Traître; celui qui livre / trahit
προδότης désigne celui qui “livre” : la trahison n’est pas seulement ressentie, elle se manifeste par un acte de remise aux mains d’un autre. La logique du mot est relationnelle et judiciaire : il y a une confiance préalable, puis un acte de livraison qui expose l’autre à la violence/condamnation. Dans Lc 6, la mention de Judas comme προδότης situe la trahison au cœur du cercle des disciples : le contraste rend la rupture plus grave. Dans Ac 7,52, le terme est utilisé pour dénoncer ceux qui ont livré le Juste : la logique est prophétique, accusant une infidélité répétée. En 2 Tm 3, le mot apparaît dans une liste de vices, montrant la dégradation relationnelle des “derniers jours”. Le grec rend ainsi une gravité : être traître, c’est briser l’alliance relationnelle et se ranger du côté de l’injustice. Le mot aide à percevoir que la trahison est un acte, pas seulement une émotion : elle livre l’autre à un mal. Il souligne donc la nécessité de fidélité et la gravité du péché de trahison.
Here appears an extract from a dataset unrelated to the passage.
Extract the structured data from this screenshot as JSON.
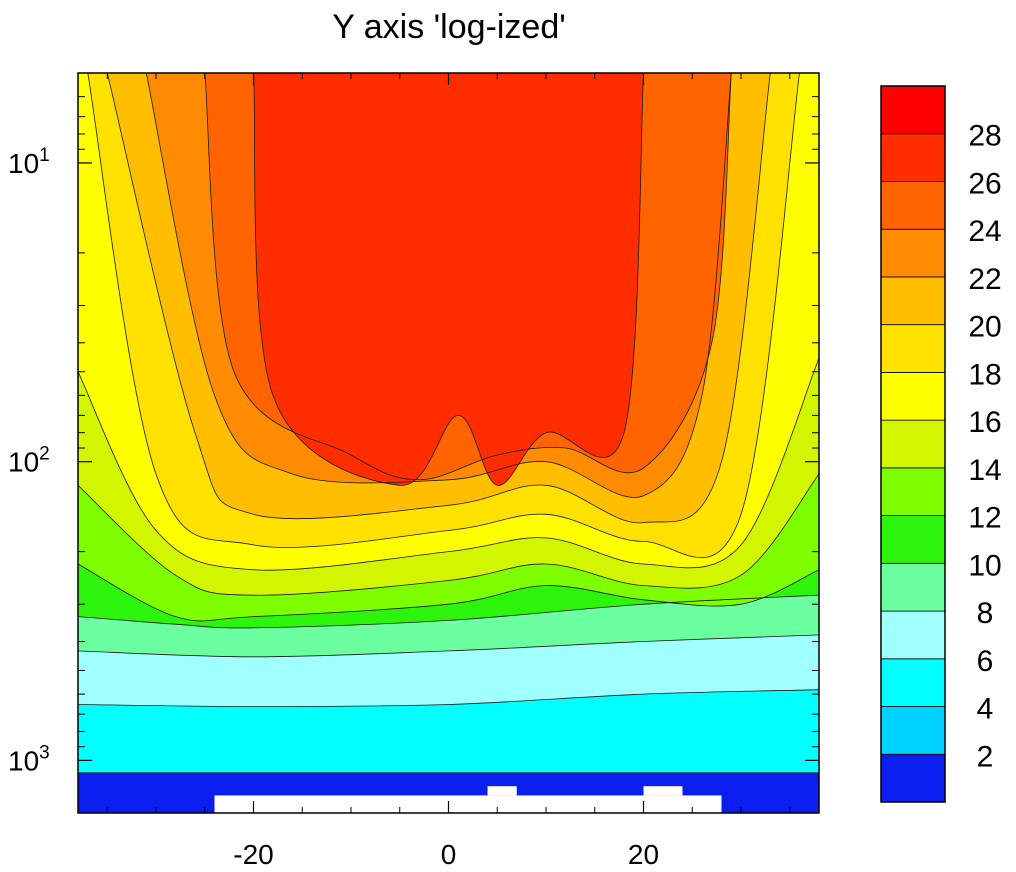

Dans l’arrière-plan biblique, la fidélité (’emunah) est centrale : l’alliance repose sur la loyauté. Trahir, c’est rompre l’alliance et livrer le juste. Les Psaumes parlent de la blessure d’un ami proche qui trahit; les récits montrent des trahisons qui mènent à la mort. La pensée prophétique dénonce ceux qui livrent les innocents et renversent la justice. Ainsi, προδότης résonne avec une catégorie d’injustice grave : remettre un juste aux mains des oppresseurs. L’image dominante est celle de la perfidie : un baiser, une parole, un acte qui livre. Elle met en lumière la dimension morale : Dieu juge la trahison parce qu’elle détruit la confiance et participe à la violence. Dans la Passion, la trahison de Judas s’inscrit dans ce drame : le Juste est livré, mais Dieu transforme ce mal en accomplissement du salut. Le mot porte donc la gravité de l’injustice, tout en étant pris dans l’histoire du salut.
On peut banaliser “traître” comme une insulte politique. Le NT utilise προδότης de façon précise : celui qui livre une personne, rompant une fidélité, souvent avec des conséquences judiciaires et violentes. Clarification : ce n’est pas une simple critique; c’est un acte grave de rupture de loyauté. Le contresens serait de l’appliquer à tout désaccord. Le mot aide à discerner la différence entre opposition et trahison : trahir, c’est livrer. Il souligne aussi la gravité morale : la trahison participe à l’injustice. Dans le cadre biblique, cela appelle à la repentance et à la fidélité, et rappelle que Dieu connaît et juge les cœurs, même quand la trahison vient de l’intérieur du cercle.
Nom : traître, celui qui livre/trahit (remet à l’ennemi). Désigne une trahison relationnelle grave, souvent liée au rejet de la vérité ou à l’infidélité.
Selon le passage, προδότης signifie traître : personne qui livre/trahit quelqu’un (le remet aux autorités/ennemis), acte grave de rupture de loyauté; le co-texte précise.
Toujours préciser le contexte : Judas (trahison de Jésus) vs usage plus général (traîtres dans les derniers temps). Ne pas réduire à une “faiblesse” : c’est une rupture grave de loyauté. Ne pas confondre avec simple opposition (contredire) : ici, c’est livrer/trahir.
Désigne Judas comme traître et, plus largement, ceux qui trahissent (livrent) la vérité ou les justes; souligne la gravité d’une infidélité.
fidèle; loyal; digne de confiance
traître; dénonciateur; celui qui livre
παραδίδωμι (livrer, verbe) ; προδίδωμι (trahir, verbe rare) ; ἐχθρός (ennemi).
traître
Lc 6,16; Ac 7,52; 2 Tm 3,4
G4273
prodotes — « pro-do-tès » (approx.)
prodotes
Registre relationnel et judiciaire : acte de livrer quelqu’un (trahison) entraînant arrestation ou dommage. Le mot décrit une infidélité qui brise la confiance et conduit souvent à une condamnation ou à une violence.